Mostly, people can distinguish the liar from the truth-teller by the person’s genuine or false smile, by their body movements and speech content. As individual in nature as we are, each person of course shows different signs of deceit. But before you accuse someone of lying, check out some of the clues to look into when judging who is lying.
In view, little white lies told to friends benefit the friend and are harmless. To spare another person’s feelings and to make them feel good is okay. The desire not to hurt another person’s feelings that you care for is generous. If we all chose not to tell a small white lie to avoid hurting others’ feelings, women and men would not get along at all and the world would become a miserable and noisy place to live in. In this situation, sparing feelings is understandable and kind. To tell bold-faced lies to deceive is another.

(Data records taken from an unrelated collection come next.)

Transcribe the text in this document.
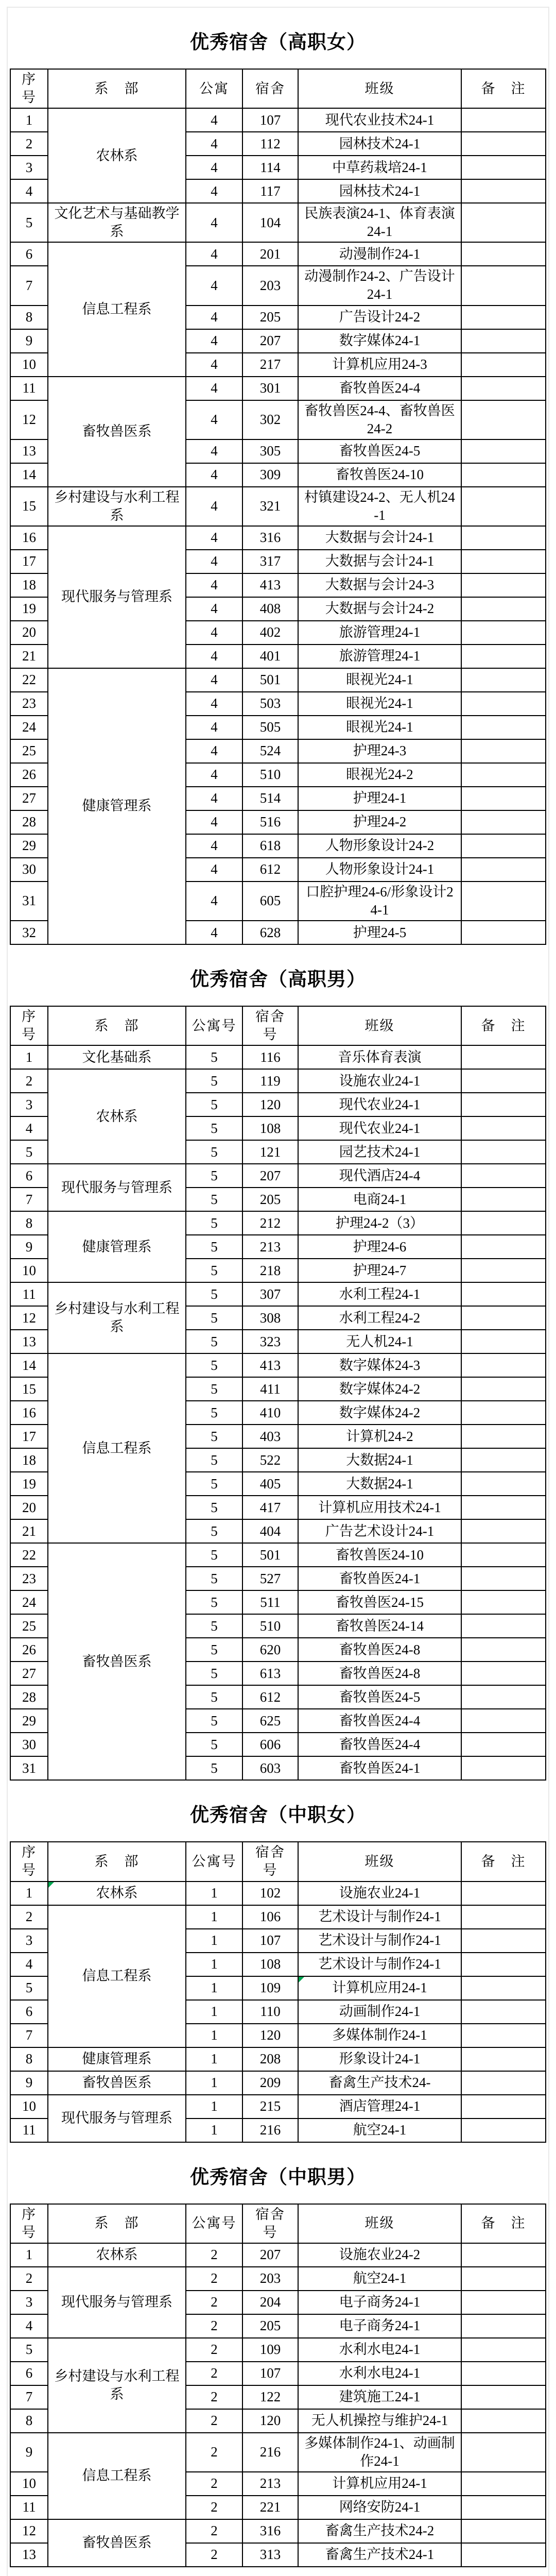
优秀宿舍（高职女）
序号	系　部	公寓	宿舍	班级	备　注
1	农林系	4	107	现代农业技术24-1	
2		4	112	园林技术24-1	
3		4	114	中草药栽培24-1	
4		4	117	园林技术24-1	
5	文化艺术与基础教学系	4	104	民族表演24-1、体育表演24-1	
6	信息工程系	4	201	动漫制作24-1	
7		4	203	动漫制作24-2、广告设计24-1	
8		4	205	广告设计24-2	
9		4	207	数字媒体24-1	
10		4	217	计算机应用24-3	
11	畜牧兽医系	4	301	畜牧兽医24-4	
12		4	302	畜牧兽医24-4、畜牧兽医24-2	
13		4	305	畜牧兽医24-5	
14		4	309	畜牧兽医24-10	
15	乡村建设与水利工程系	4	321	村镇建设24-2、无人机24-1	
16	现代服务与管理系	4	316	大数据与会计24-1	
17		4	317	大数据与会计24-1	
18		4	413	大数据与会计24-3	
19		4	408	大数据与会计24-2	
20		4	402	旅游管理24-1	
21		4	401	旅游管理24-1	
22	健康管理系	4	501	眼视光24-1	
23		4	503	眼视光24-1	
24		4	505	眼视光24-1	
25		4	524	护理24-3	
26		4	510	眼视光24-2	
27		4	514	护理24-1	
28		4	516	护理24-2	
29		4	618	人物形象设计24-2	
30		4	612	人物形象设计24-1	
31		4	605	口腔护理24-6/形象设计24-1	
32		4	628	护理24-5	
优秀宿舍（高职男）
序号	系　部	公寓号	宿舍号	班级	备　注
1	文化基础系	5	116	音乐体育表演	
2	农林系	5	119	设施农业24-1	
3		5	120	现代农业24-1	
4		5	108	现代农业24-1	
5		5	121	园艺技术24-1	
6	现代服务与管理系	5	207	现代酒店24-4	
7		5	205	电商24-1	
8	健康管理系	5	212	护理24-2（3）	
9		5	213	护理24-6	
10		5	218	护理24-7	
11	乡村建设与水利工程系	5	307	水利工程24-1	
12		5	308	水利工程24-2	
13		5	323	无人机24-1	
14	信息工程系	5	413	数字媒体24-3	
15		5	411	数字媒体24-2	
16		5	410	数字媒体24-2	
17		5	403	计算机24-2	
18		5	522	大数据24-1	
19		5	405	大数据24-1	
20		5	417	计算机应用技术24-1	
21		5	404	广告艺术设计24-1	
22	畜牧兽医系	5	501	畜牧兽医24-10	
23		5	527	畜牧兽医24-1	
24		5	511	畜牧兽医24-15	
25		5	510	畜牧兽医24-14	
26		5	620	畜牧兽医24-8	
27		5	613	畜牧兽医24-8	
28		5	612	畜牧兽医24-5	
29		5	625	畜牧兽医24-4	
30		5	606	畜牧兽医24-4	
31		5	603	畜牧兽医24-1	
优秀宿舍（中职女）
序号	系　部	公寓号	宿舍号	班级	备　注
1	农林系	1	102	设施农业24-1	
2	信息工程系	1	106	艺术设计与制作24-1	
3		1	107	艺术设计与制作24-1	
4		1	108	艺术设计与制作24-1	
5		1	109	计算机应用24-1	
6		1	110	动画制作24-1	
7		1	120	多媒体制作24-1	
8	健康管理系	1	208	形象设计24-1	
9	畜牧兽医系	1	209	畜禽生产技术24-	
10	现代服务与管理系	1	215	酒店管理24-1	
11		1	216	航空24-1	
优秀宿舍（中职男）
序号	系　部	公寓号	宿舍号	班级	备　注
1	农林系	2	207	设施农业24-2	
2	现代服务与管理系	2	203	航空24-1	
3		2	204	电子商务24-1	
4		2	205	电子商务24-1	
5	乡村建设与水利工程系	2	109	水利水电24-1	
6		2	107	水利水电24-1	
7		2	122	建筑施工24-1	
8		2	120	无人机操控与维护24-1	
9	信息工程系	2	216	多媒体制作24-1、动画制作24-1	
10		2	213	计算机应用24-1	
11		2	221	网络安防24-1	
12	畜牧兽医系	2	316	畜禽生产技术24-2	
13		2	313	畜禽生产技术24-1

Tragically, brazen liars often distort us in their eyes and cripple self knowledge and prevent us from satisfying our deepest needs. Sensitive and compassionate people tell minuscule lies to protect us from truths that we are not ready to hear and at the same time help us to get on with our lives. They kindly shield us from unnecessary pain because they love us.
Then, there are people who generally lie in social interactions with the intent to mislead. Because social lies are usually automatic and not premeditated, except for the tendency to bend the truth, therefore, making the lies much more revealing. Those people are basically manipulative by nature. They make use of their lies to manipulate the person before them to do what the liar wants knowingly hurting the other person.

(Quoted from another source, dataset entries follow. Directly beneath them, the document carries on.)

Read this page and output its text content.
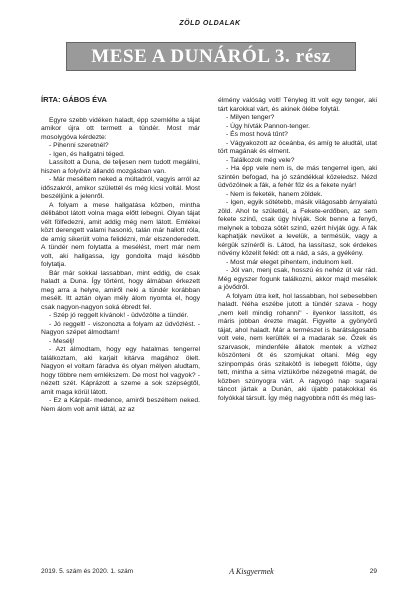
ZÖLD OLDALAK
MESE A DUNÁRÓL 3. rész

ÍRTA: GÁBOS ÉVA

Egyre szebb vidéken haladt, épp szemlélte a tájat amikor újra ott termett a tündér. Most már mosolygóva kérdezte:

- Pihenni szeretnél?

- Igen, és hallgatni téged.

Lassított a Duna, de teljesen nem tudott megállni, hiszen a folyóvíz állandó mozgásban van.

- Már meséltem neked a múltadról, vagyis arról az időszakról, amikor születtél és még kicsi voltál. Most beszéljünk a jelenről.

A folyam a mese hallgatása közben, mintha délibábot látott volna maga előtt lebegni. Olyan tájat vélt fölfedezni, amit addig még nem látott. Emlékei közt derengett valami hasonló, talán már hallott róla, de amíg sikerült volna felidézni, már elszenderedett. A tündér nem folytatta a mesélést, mert már nem volt, aki hallgassa, így gondolta majd később folytatja.

Bár már sokkal lassabban, mint eddig, de csak haladt a Duna. Így történt, hogy álmában érkezett meg arra a helyre, amiről neki a tündér korábban mesélt. Itt aztán olyan mély álom nyomta el, hogy csak nagyon-nagyon soká ébredt fel.

- Szép jó reggelt kívánok! - üdvözölte a tündér.

- Jó reggelt! - viszonozta a folyam az üdvözlést. - Nagyon szépet álmodtam!

- Mesélj!

- Azt álmodtam, hogy egy hatalmas tengerrel találkoztam, aki karjait kitárva magához ölelt. Nagyon el voltam fáradva és olyan mélyen aludtam, hogy többre nem emlékszem. De most hol vagyok? - nézett szét. Káprázott a szeme a sok szépségtől, amit maga körül látott.

- Ez a Kárpát- medence, amiről beszéltem neked. Nem álom volt amit láttál, az az

élmény valóság volt! Tényleg itt volt egy tenger, aki tárt karokkal várt, és akinek ölébe folytál.

- Milyen tenger?

- Úgy hívták Pannon-tenger.

- És most hová tűnt?

- Vágyakozott az óceánba, és amíg te aludtál, utat tört magának és elment.

- Találkozok még vele?

- Ha épp vele nem is, de más tengerrel igen, aki szintén befogad, ha jó szándékkal közeledsz. Nézd üdvözölnek a fák, a fehér fűz és a fekete nyár!

- Nem is feketék, hanem zöldek.

- Igen, egyik sötétebb, másik világosabb árnyalatú zöld. Ahol te születtél, a Fekete-erdőben, az sem fekete színű, csak úgy hívják. Sok benne a fenyő, melynek a toboza sötét színű, ezért hívják úgy. A fák kaphatják nevüket a levelük, a termésük, vagy a kérgük színéről is. Látod, ha lassítasz, sok érdekes növény közelít feléd: ott a nád, a sás, a gyékény.

- Most már eleget pihentem, indulnom kell.

- Jól van, menj csak, hosszú és nehéz út vár rád. Még egyszer fogunk találkozni, akkor majd mesélek a jövődről.

A folyam útra kelt, hol lassabban, hol sebesebben haladt. Néha eszébe jutott a tündér szava - hogy „nem kell mindig rohanni" - ilyenkor lassított, és máris jobban érezte magát. Figyelte a gyönyörű tájat, ahol haladt. Már a természet is barátságosabb volt vele, nem kerülték el a madarak se. Őzek és szarvasok, mindenféle állatok mentek a vízhez köszönteni őt és szomjukat oltani. Még egy szinpompás órás szitakötő is lebegett fölötte, úgy tett, mintha a sima víztükörbe nézegetné magát, de közben szúnyogra várt. A ragyogó nap sugarai táncot jártak a Dunán, aki újabb patakokkal és folyókkal társult. Így még nagyobbra nőtt és még las-

2019. 5. szám és 2020. 1. szám	A Kisgyermek	29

There is also the group that allows lying to become an insidious part of their character because of their personal obsession with their image and sociable status (or lack thereof and in search of respectability.) Genuine, sociable people do not need to pretend and deceive because, by nature they have developed the kind of character that projects responsibility, therefore, they enjoy more gratifying relationships in the long hall, both professionally and personally.
Closing Message -
We have all experienced, at one time or another, a situation of people asking us for our opinion on personal/intimate issues. We advise them the best that we can, only to end up unintentionally hurting the person. Plenty of people will agree that there is a price to pay when telling people the truth. And since we cannot always distinguish those who can and cannot accept or face the truth, at times it’s better to remain neutral.
The bottom line is that we need to know how to distinguish the occasional white lies and the pathological liars. We need to know when to walk away from people who lie about feelings, emotions and their opinions of people. We need to know when to stay away from people who deliberately lie about their situations, lifestyle, beliefs, the going-ons in their life and what their basic plans may be in the future. Chronic liars cannot help but continue, out of habit, to cover up failures, shortcomings, and enhance misdeeds and actions.
Not everyone on this planet wants complete honesty, or to take a good healthy dose of reality. Not everyone wants to know the truth, the whole truth and nothing but the truth. Do you?
Honestly, most people are dishonest.
Oscar Wilde - "If one tells the truth, one is sure, sooner or later to be found out."